Infelizmente, o Senado Brasileiro segura este projeto de lei, que viria a abrir o caminho jurídico para as mães e crianças vítimas de violência doméstica em diversos aspectos, parado e sem previsão.
Ficou retido nas mãos da Relatora Senadora Lobato(MA) por um ano.
Ficou retido pela Relatora Senadora Mara Gabrilli(SP) por 3 meses.
E voltou ao limbo das comissões . Faltando pouquíssimo para ser aprovado. Esta é a real esperança de muitas mães .
Diversos assessores jurídicos de parlamentares, já tem ciência do caso. No entanto, este projeto de lei bicameral, segue sem maternidade ou paternidade.

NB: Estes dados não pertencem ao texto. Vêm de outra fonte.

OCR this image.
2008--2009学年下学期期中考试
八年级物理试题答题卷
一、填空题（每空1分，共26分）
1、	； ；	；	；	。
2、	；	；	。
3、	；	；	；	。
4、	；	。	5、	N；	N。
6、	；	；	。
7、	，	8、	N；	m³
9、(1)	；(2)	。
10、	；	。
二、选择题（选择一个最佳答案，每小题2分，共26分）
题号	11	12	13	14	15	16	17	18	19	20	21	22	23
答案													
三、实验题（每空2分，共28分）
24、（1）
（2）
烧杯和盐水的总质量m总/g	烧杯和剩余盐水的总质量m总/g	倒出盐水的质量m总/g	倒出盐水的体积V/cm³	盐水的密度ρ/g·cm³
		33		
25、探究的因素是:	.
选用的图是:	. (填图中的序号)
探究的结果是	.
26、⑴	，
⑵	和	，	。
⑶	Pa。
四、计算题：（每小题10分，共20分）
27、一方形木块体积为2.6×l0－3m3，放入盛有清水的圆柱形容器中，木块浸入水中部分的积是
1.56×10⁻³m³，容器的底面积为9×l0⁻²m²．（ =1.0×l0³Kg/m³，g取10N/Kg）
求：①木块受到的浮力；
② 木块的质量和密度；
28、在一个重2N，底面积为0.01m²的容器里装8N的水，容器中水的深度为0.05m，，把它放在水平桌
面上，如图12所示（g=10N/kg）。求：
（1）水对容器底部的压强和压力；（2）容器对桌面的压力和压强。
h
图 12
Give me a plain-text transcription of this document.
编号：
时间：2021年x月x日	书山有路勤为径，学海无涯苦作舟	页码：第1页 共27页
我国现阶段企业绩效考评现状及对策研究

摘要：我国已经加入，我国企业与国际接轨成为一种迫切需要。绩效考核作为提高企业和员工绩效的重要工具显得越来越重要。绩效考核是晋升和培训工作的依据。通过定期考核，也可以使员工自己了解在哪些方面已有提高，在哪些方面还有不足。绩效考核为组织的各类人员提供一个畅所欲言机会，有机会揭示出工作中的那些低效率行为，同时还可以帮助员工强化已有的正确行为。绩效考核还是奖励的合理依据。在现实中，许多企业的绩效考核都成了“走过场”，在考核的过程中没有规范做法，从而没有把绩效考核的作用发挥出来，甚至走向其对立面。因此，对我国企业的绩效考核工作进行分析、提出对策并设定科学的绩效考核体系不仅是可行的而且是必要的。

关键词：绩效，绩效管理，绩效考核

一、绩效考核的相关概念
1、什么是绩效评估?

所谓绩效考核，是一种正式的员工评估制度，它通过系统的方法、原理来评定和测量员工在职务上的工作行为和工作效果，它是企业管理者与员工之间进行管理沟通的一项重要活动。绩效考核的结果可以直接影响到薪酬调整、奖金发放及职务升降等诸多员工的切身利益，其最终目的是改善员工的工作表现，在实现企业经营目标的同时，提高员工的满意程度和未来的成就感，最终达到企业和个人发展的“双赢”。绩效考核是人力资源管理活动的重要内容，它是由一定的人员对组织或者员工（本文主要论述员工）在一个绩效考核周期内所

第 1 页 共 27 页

De autoria da ex deputada federal Celina Leão, o PL 565/2022 já passou pela Câmara de Deputados, e hoje aguarda a tramitação nas comissões do Senado Brasileiro. Sendo também uma violência contra mães separadas dos seus filhos e sobreviventes de tentativa de feminicidio, ignora a urgência das mães e das crianças.
A Serenidade da Senadora Damares (PL/DF), a única parlamentar que opinou pelo fim da Convenção de Haia e até realizou uma audiência pública no Senado, no último dia 13 de Novembro de 2024, esta causa tem que ter mais aliados.

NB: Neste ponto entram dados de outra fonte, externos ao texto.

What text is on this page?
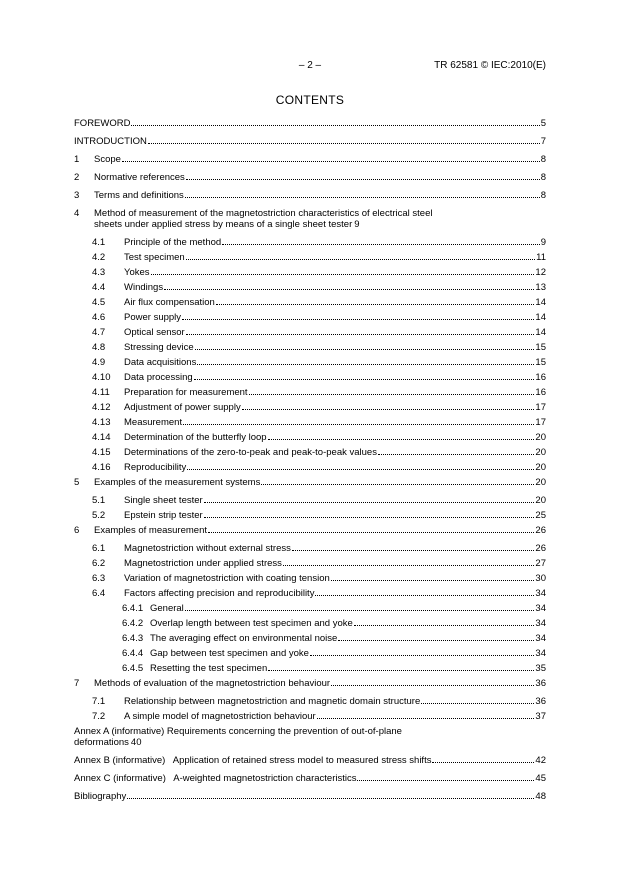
– 2 –	TR 62581 © IEC:2010(E)
CONTENTS
FOREWORD	5
INTRODUCTION	7
1	Scope	8
2	Normative references	8
3	Terms and definitions	8
4 Method of measurement of the magnetostriction characteristics of electrical steel
sheets under applied stress by means of a single sheet tester 9
4.1	Principle of the method	9
4.2	Test specimen	11
4.3	Yokes	12
4.4	Windings	13
4.5	Air flux compensation	14
4.6	Power supply	14
4.7	Optical sensor	14
4.8	Stressing device	15
4.9	Data acquisitions	15
4.10	Data processing	16
4.11	Preparation for measurement	16
4.12	Adjustment of power supply	17
4.13	Measurement	17
4.14	Determination of the butterfly loop	20
4.15	Determinations of the zero-to-peak and peak-to-peak values	20
4.16	Reproducibility	20
5	Examples of the measurement systems	20
5.1	Single sheet tester	20
5.2	Epstein strip tester	25
6	Examples of measurement	26
6.1	Magnetostriction without external stress	26
6.2	Magnetostriction under applied stress	27
6.3	Variation of magnetostriction with coating tension	30
6.4	Factors affecting precision and reproducibility	34
6.4.1 General	34
6.4.2 Overlap length between test specimen and yoke	34
6.4.3 The averaging effect on environmental noise	34
6.4.4 Gap between test specimen and yoke	34
6.4.5 Resetting the test specimen	35
7	Methods of evaluation of the magnetostriction behaviour	36
7.1	Relationship between magnetostriction and magnetic domain structure	36
7.2	A simple model of magnetostriction behaviour	37
Annex A (informative) Requirements concerning the prevention of out-of-plane
deformations 40
Annex B (informative)   Application of retained stress model to measured stress shifts	42
Annex C (informative)   A-weighted magnetostriction characteristics	45
Bibliography	48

Procurada por uma mãe nesta situação, a Senadora Margareth Buzetti (PSD/MT) manifestou solidariedade.
Assim como o Deputado Federal Emanuelzinho (MDB/MT) também tomou conhecimento desta votação no Senado.
Atualmente existe um PL 2812/2022 , que não chegou ao Plenário da Câmara, que é favorável a votar pelo fim da LAP (lei da alienação parental), outro instrumento jurídico que torna as mães brasileiras vítimas do sistema juridico.
Recentemente duas mães foram separadas dos filhos por conta da LAP.
Quando isto será resolvido? À quem interessa?
Qual a urgência das mães e crianças e quando terão visibilidade?
Uma boa pergunta aos Senadores e Senadoras do Brasil. Precisamos de Respostas, não somos invisíveis.
Da Redação, Brasil News MT, por Bia Barbosa, jornalista mãe de Haia, artigo de opinião.